The company’s overall carbon footprint in 2025 amounted to approximately 14.5 million tons of carbon dioxide equivalent. Comparing this to emissions by country, Google ranks about 100th between Cote d’Ivoire and Panama.
carbon free energy target
Every year, Google purchases 100% of its electricity consumption from renewable energy across its global operations, for the ninth year in a row. In 2025, the company’s purchase agreements, which included 12 gigawatts of “net new clean energy,” represented the largest annual total in the company’s history.
But it also acknowledged that companies can simply claim to rely on 100 percent renewable electricity while using fossil fuel-generated electricity on local grids. Google therefore says it has refocused its “24/7 carbon-free energy goal” into a more detailed calculation by focusing on certificates that represent temporal and regional alignment of clean energy.
To its credit, Google has become one of the world’s largest investors in clean energy technology, according to Michael Thomas, CEO of the Cleanview data platform, which tracks renewable energy and data center projects.

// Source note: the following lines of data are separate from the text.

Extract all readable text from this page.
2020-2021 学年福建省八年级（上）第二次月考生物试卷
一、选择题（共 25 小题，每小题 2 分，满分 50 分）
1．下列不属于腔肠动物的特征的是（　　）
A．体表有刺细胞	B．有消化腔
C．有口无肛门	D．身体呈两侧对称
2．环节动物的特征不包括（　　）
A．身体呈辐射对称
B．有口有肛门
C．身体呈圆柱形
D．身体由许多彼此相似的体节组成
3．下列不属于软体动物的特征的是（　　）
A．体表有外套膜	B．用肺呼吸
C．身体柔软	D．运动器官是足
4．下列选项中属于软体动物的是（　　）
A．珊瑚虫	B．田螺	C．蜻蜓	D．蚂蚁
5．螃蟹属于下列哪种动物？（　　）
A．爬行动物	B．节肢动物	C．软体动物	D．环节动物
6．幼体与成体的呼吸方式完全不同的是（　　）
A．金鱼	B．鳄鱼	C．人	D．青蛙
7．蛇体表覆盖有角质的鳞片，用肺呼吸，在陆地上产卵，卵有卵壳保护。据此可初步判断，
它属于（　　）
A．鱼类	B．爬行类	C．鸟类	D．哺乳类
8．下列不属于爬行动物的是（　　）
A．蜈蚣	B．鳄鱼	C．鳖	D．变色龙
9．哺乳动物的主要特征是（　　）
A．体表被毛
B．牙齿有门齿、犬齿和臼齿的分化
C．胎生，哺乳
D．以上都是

But his analysis of Google’s data center power strategy suggests the company has pivoted to an “Everywhere All at Once” strategy that encompasses everything from renewable energy to natural gas power generation.
Google’s wide-ranging investments include efforts to commercialize “advanced nuclear power, fusion energy, enhanced geothermal, long-term energy storage, and natural gas with carbon capture and storage.” The company’s sustainability report highlights that it is expected to invest more than $3.8 billion and bring 7.5 gigawatts of clean energy online from 2010 to 2025.
However, Thomas noted in an April 2026 newsletter that Google’s $40 billion investment in Texas data centers includes a campus that could be powered by a 933-megawatt natural gas power plant without carbon capture technology. Turbines at natural gas plants can produce 4.5 million tons of carbon dioxide per year.
A Google spokesperson told Thomas that the company has not yet signed a contract for how much power Google’s data centers will draw from natural gas plants.
This article was updated on July 2, 2026 to add context about Google’s total carbon footprint and emissions.